The narrator in many novels is omniscient from the start and knows everything; the narrator in this novel begins by knowing nothing. We join him on his journey of discovery as he questions various people in the village about Ethan's story and finally finds out from Ethan himself. The information, when it comes, does not flow freely but drips out slowly and reluctantly, reinforcing the atmosphere of stifled repression, frozenness and denial of life already created by the descriptions of the Starkfield landscape.
Starkfield is portrayed in images of snow, ice, cold, isolation, and death. The location is in itself an important theme and is an outward expression of the despair and hopelessness that blights the lives of Ethan and his neighbors: ". when winter shut down on Starkfield, and the village lay under a sheet of snow perpetually renewed from the pale skies, I began to see what life there - or rather its negation - must have been in Ethan Frome's young manhood."
The very name 'Starkfield' has connotations of bleakness.
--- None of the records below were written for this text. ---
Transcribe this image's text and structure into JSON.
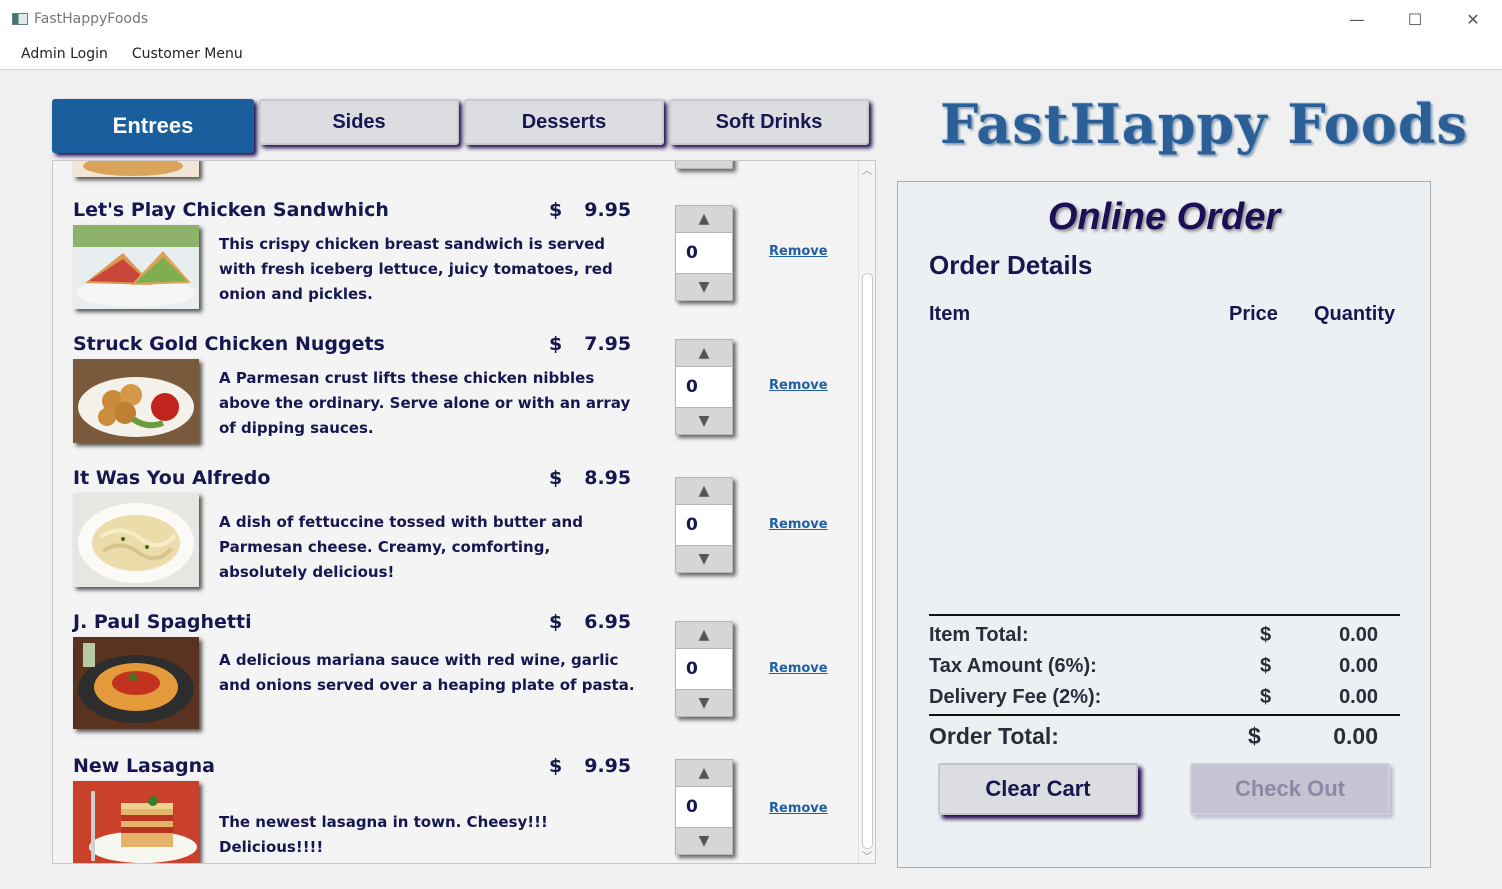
{
  "window": {
    "title": "FastHappyFoods",
    "minimize": "—",
    "maximize": "☐",
    "close": "✕"
  },
  "menubar": [
    "Admin Login",
    "Customer Menu"
  ],
  "tabs": [
    {
      "label": "Entrees",
      "active": true
    },
    {
      "label": "Sides",
      "active": false
    },
    {
      "label": "Desserts",
      "active": false
    },
    {
      "label": "Soft Drinks",
      "active": false
    }
  ],
  "logo_text": "FastHappy Foods",
  "menu_items": [
    {
      "name": "Let's Play Chicken Sandwhich",
      "currency": "$",
      "price": "9.95",
      "description": "This crispy chicken breast sandwich is served with fresh iceberg lettuce, juicy tomatoes, red onion and pickles.",
      "quantity": "0",
      "remove_label": "Remove"
    },
    {
      "name": "Struck Gold Chicken Nuggets",
      "currency": "$",
      "price": "7.95",
      "description": "A Parmesan crust lifts these chicken nibbles above the ordinary. Serve alone or with an array of dipping sauces.",
      "quantity": "0",
      "remove_label": "Remove"
    },
    {
      "name": "It Was You Alfredo",
      "currency": "$",
      "price": "8.95",
      "description": "A dish of fettuccine tossed with butter and Parmesan cheese. Creamy, comforting, absolutely delicious!",
      "quantity": "0",
      "remove_label": "Remove"
    },
    {
      "name": "J. Paul Spaghetti",
      "currency": "$",
      "price": "6.95",
      "description": "A delicious mariana sauce with red wine, garlic and onions served over a heaping plate of pasta.",
      "quantity": "0",
      "remove_label": "Remove"
    },
    {
      "name": "New Lasagna",
      "currency": "$",
      "price": "9.95",
      "description": "The newest lasagna in town.  Cheesy!!! Delicious!!!!",
      "quantity": "0",
      "remove_label": "Remove"
    }
  ],
  "order": {
    "title": "Online Order",
    "details_heading": "Order Details",
    "columns": {
      "item": "Item",
      "price": "Price",
      "quantity": "Quantity"
    },
    "item_total_label": "Item Total:",
    "tax_label": "Tax Amount (6%):",
    "delivery_label": "Delivery Fee (2%):",
    "order_total_label": "Order Total:",
    "currency": "$",
    "item_total": "0.00",
    "tax": "0.00",
    "delivery": "0.00",
    "order_total": "0.00",
    "clear_label": "Clear Cart",
    "checkout_label": "Check Out"
  },
  "colors": {
    "accent": "#1a5e9e",
    "text": "#161650",
    "link": "#1f5fa5"
  }
}
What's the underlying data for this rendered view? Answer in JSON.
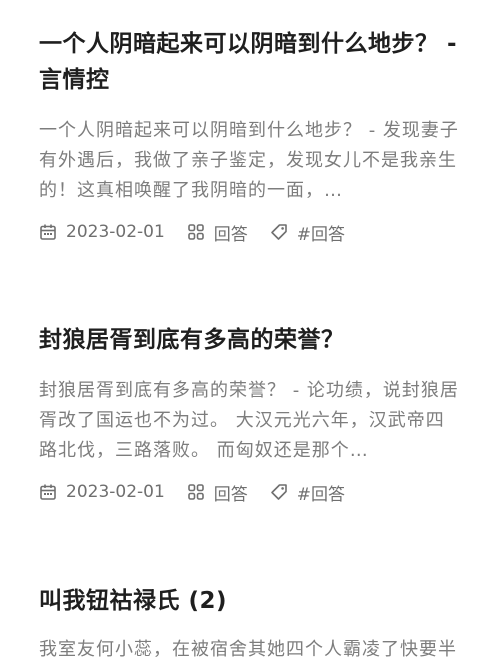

There is a sense in which the characters' fates are shaped by the geography and climate of the place; it is as if the landscape enters the individual consciousness. This is made clear in Ethan's remembrance of the Florida winter: "I was down there once, and for a good while afterward I could call up the sight of it in winter. But now it's all snowed under." He could be referring to the landscape or his memories; the two seem interchangeable, but either way, the image is one of life frozen, buried and ultimately extinguished. There is a sense too of opportunities lost forever, and this is reinforced by his remarks about the science book. The subject "used to" interest him but that it contains things he knows nothing about, implying that the world has moved on while he has been left behind. The fact that the upgrade of the railroad has resulted in Starkfield's being "side-tracked", with very little passing traffic, is another sign that life and opportunities have passed by Ethan and the community. Ethan draws a parallel between his mother's decline and the decline of the locality.
Wharton contrasts the vitality of the climate, with its blue skies and white snow, with "the deadness of the community". The atmosphere seems to retard even more "the sluggish pulse of Starkfield."
The state of Ethan's farm and sawmill reflects his fortunes. The shed roof sags under the weight of snow; the paint is worn; and the sawmill wheel sits idle. The "black wraith" of a creeper hangs by the door, reminiscent of the black streamers that people used to hang by the door as a sign of mourning. "Wraith" also means "ghost," adding to the theme of death. Most significantly, the "L" part of the house that normally forms the "center, the actual hearth-stone" of a New England farm, and which protects the family from the elements on their way from the house to the cow-barn, has been demolished. The narrator sees the loss of this building as symbolic of the diminishment of Ethan himself.